Artist Marina Abramovic and London's Serpentine Gallery are embroiled in a row over "nothing".
A group of curators and art historians have written to the gallery questioning why the New York-based Serbian-born Abramovic's latest performance piece - which is on until August 25 and about which she has stressed the importance of "nothing" - fails to acknowledge the influence of another contemporary artist who has made "nothing" central to her work.
Mary Ellen Carroll, a New York-based conceptual artist, has been working on her Nothing project since the 1990s. She has been exhibited at the Whitney Museum in New York and the ICA in London, and is the recipient of Guggenheim and Rockefeller fellowships. She also exhibited with Abramovic in a group show at the Smart Museum in Chicago in 2012.

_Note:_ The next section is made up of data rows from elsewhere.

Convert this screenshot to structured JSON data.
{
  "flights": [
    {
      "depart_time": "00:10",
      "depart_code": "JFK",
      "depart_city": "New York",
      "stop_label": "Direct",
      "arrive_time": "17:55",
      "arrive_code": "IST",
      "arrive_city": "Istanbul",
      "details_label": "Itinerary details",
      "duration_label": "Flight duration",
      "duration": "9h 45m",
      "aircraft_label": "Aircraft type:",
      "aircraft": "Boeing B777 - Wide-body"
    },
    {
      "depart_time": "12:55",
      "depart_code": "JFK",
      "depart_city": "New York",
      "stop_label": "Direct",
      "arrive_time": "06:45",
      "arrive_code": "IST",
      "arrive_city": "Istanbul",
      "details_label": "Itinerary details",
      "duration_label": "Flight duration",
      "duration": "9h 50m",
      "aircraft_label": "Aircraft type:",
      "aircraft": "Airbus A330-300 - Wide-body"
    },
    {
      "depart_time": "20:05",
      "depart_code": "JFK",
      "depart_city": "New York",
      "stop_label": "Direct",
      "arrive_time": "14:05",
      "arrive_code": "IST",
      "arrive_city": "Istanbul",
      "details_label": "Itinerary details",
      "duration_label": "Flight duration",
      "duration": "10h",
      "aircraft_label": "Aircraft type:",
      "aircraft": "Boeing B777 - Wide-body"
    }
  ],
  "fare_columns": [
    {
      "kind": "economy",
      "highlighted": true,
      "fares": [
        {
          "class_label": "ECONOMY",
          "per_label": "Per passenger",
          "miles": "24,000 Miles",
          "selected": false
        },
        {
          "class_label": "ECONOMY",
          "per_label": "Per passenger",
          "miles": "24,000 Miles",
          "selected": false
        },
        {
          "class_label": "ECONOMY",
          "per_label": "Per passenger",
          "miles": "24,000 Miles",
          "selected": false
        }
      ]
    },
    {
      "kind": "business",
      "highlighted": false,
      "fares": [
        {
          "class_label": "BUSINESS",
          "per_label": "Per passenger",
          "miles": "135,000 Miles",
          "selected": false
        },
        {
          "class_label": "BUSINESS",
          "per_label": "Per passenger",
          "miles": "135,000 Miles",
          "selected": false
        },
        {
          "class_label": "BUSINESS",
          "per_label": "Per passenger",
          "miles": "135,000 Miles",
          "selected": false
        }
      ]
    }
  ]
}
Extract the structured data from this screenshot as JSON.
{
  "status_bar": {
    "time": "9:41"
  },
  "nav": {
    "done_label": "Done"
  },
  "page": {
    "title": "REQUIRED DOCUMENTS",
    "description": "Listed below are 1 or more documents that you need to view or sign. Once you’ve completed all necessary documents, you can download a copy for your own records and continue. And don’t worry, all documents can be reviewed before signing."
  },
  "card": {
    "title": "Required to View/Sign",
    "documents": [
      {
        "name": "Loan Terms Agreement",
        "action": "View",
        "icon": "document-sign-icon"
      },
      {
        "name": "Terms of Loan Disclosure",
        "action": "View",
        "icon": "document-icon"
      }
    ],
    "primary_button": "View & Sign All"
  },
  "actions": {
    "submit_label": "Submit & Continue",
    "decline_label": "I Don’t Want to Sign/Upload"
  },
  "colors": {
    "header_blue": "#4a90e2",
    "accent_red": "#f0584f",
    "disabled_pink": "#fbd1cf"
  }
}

The art experts, who have written to Serpentine curator Hans Ulrich Obrist asking him for clarification, fear that without recognition, Carroll's work would be overshadowed by Abramovic's, and that Carroll would find it difficult to perform Nothing in future.
Among those who have been in touch with Obrist are art historian David Joselit, distinguished professor at City University of New York and former Carnegie professor of the history of art at Yale, Frazer Ward, professor at Smith College in Northampton, Massachusetts, and an authority on performance art, and Yona Backer, arts consultant to the Lambent Foundation.
Joselit says the works are different, but both address the "question of nothing. Doing nothing", and the gallery and artist must "acknowledge this genealogy".
Abramovic's piece, 512 Hours, sees the artist appearing in the Serpentine's Hyde Park gallery from 10am to 6pm, six days a week, until August 25. It is billed as "a unique work created for the Serpentine".